Le 26 décembre, ils rencontrent Alexis pour la première fois. Cette expérience s’avère tout autre que la première. Ils disposent du cheminement détaillé de leur garçon, même des heures et des dates où on lui a administré de l’acétaminophène. Et des raisons. Il découvre également que le tout-petit, qui vit dans cet orphelinat depuis un moment, en est littéralement le «chouchou». Il y règne en maître et roi. «Il pouvait aller chercher des bonbons dans le bureau de la directrice et prendre le iPad de la travailleuse sociale», exemplifie le père.
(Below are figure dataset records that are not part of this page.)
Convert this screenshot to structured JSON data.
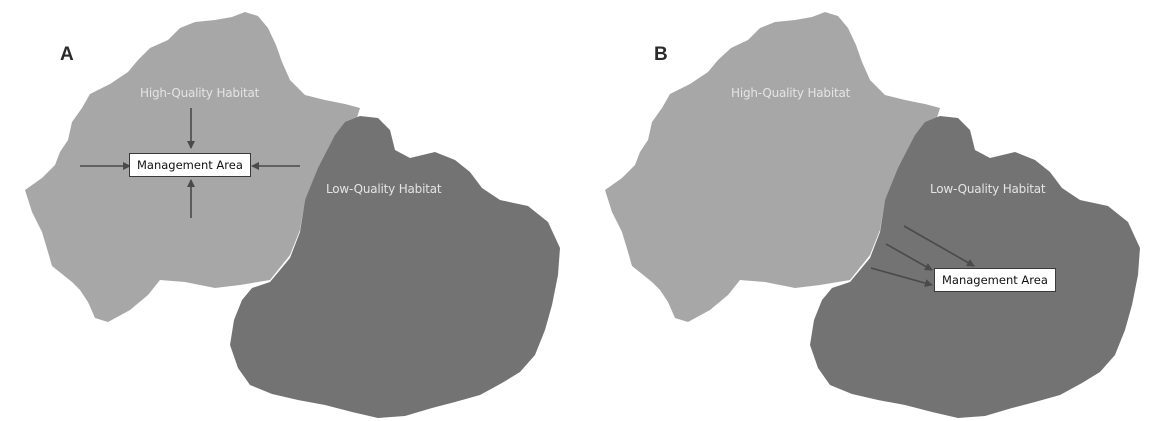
{
  "panels": [
    {
      "letter": "A",
      "high_label": "High-Quality Habitat",
      "low_label": "Low-Quality Habitat",
      "management_label": "Management Area"
    },
    {
      "letter": "B",
      "high_label": "High-Quality Habitat",
      "low_label": "Low-Quality Habitat",
      "management_label": "Management Area"
    }
  ],
  "colors": {
    "high_quality_habitat": "#a7a7a7",
    "low_quality_habitat": "#737373",
    "arrow": "#4a4a4a"
  }
}
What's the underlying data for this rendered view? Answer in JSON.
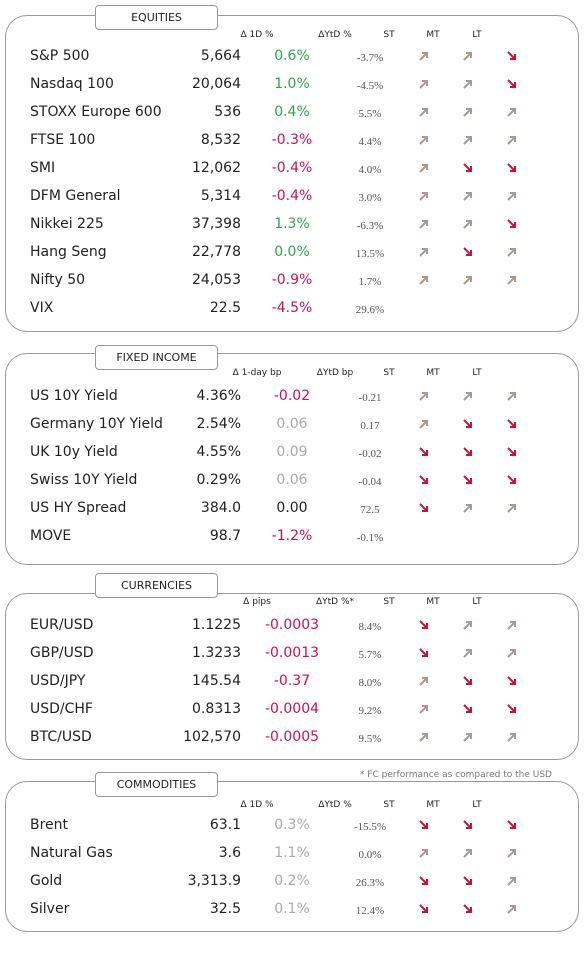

Alexis ne veut pas quitter son foyer et le voyage jusqu’au Canada paraît difficile. «Mais on est tellement préparé, par des conférences et des rencontres. On ne le prend pas personnel. On prend un congé et on s’attache», témoigne Stéphanie.

À peine quelques jours après son arrivée au Québec, Alexis chausse des patins pour rejoindre son frère sur la patinoire derrière la maison familiale. «Un manteau, une tuque, il n’avait jamais connu ça. En arrivant chez nous, il s’en est allé à la fenêtre et il disait : plane. Il voulait retourner en avion. L’adaptation a été difficile.» Mais quand le garçon réussit à faire comprendre à ses parents son désir de gagner la glace, malgré son jeune âge, ils ont succombé. «Je ne voulais pas l’aider, car c’était trop tôt. Il était entêté. Après une heure, il se tenait debout, a trouvé son point d’équilibre et se tenait en «V». Il voyait les plus grands et tentait de faire pareil. Il voulait déjà faire comme son grand frère.»

Apprendre

«Les hauts, les bas et l’adrénaline, ça m’a rendue plus forte. Je subis des petites épreuves banales, j’entends des commentaires, des jugements, et je me dis : il n’y a rien là», constate la maman. Mathis doit vivre avec différentes affections, dont l’anémie falciforme. Les suivis médicaux ponctuent le quotidien, de même que les restrictions physiques. Alexis présente une bonne santé, mais sa sociabilité sans borne cache un trouble de l’attachement, un besoin d’attention.

Il n’en reste pas moins que Mathis apparaît si calme face à toute situation que ses parents apprennent de son tempérament. Tandis que leur bébé les conduit vers de nouvelles aventures. L’aîné joue toujours au baseball, tandis que le benjamin se démène sur la glace, au hockey. Pascal et Stéphanie se voient comme des parents ordinaires. Bien entendu, ils répondent souvent à des questions inhabituelles. Leur parcours, ils ne le regrettent en rien. Parfois, le choix d’abandonner les a titillés. Néanmoins, tous les événements forts en émotions qu’ils ont dû traverser leur semblent aujourd’hui les plus beaux.